As digital models become cheaper and produce even better quality pictures, some traditional photographers have even decided to shut up shop.
"The number of camera films being developed has dropped by 35 percent," said the president of the national association of professional photographers told the Friday edition of La Derniere Heure newspaper.
"Supermarkets have already made things harder but now it is becoming impossible," he said.
Other professionals have been less alarmist.
"The big players will always be successful because of their cheaper prices but craftsmen like me will survive because of our service," said Carlos Martinez, owner of Rush on the boulevard Adolphe Max in Brussels.

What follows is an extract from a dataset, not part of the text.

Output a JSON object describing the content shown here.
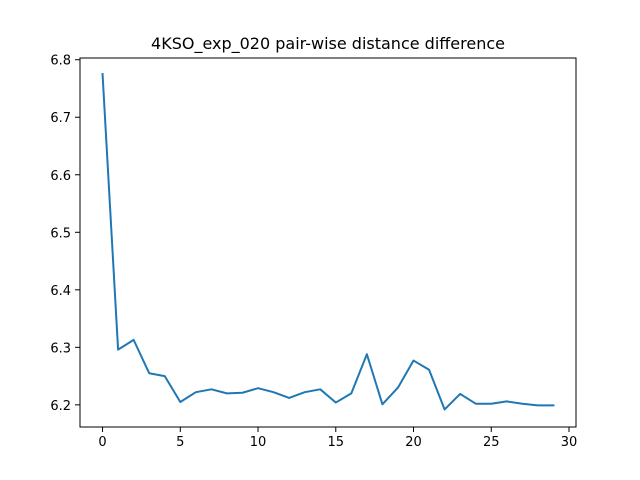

"Every photo I develop, whether digitally assisted or from traditional film, is seen and corrected," he said.
However, Rush has little by little lost its professional customers.
Professional photographers used to account for 50 percent of the firm's business.
Now the figure is just ten percent.
The general public has remained faithful to the small business.
"At the moment 80 percent of my activity is devoted to classical film, which still has a good future ahead of it," said Martinez.
A further sign of the growth of digital photography can be found at chain store Media Markt, which has seen a 30 percent rise in sales since last year.
"We can expect to see a ten to twenty percent growth in sales over the next three years," said Guy Maes, the store's product manager.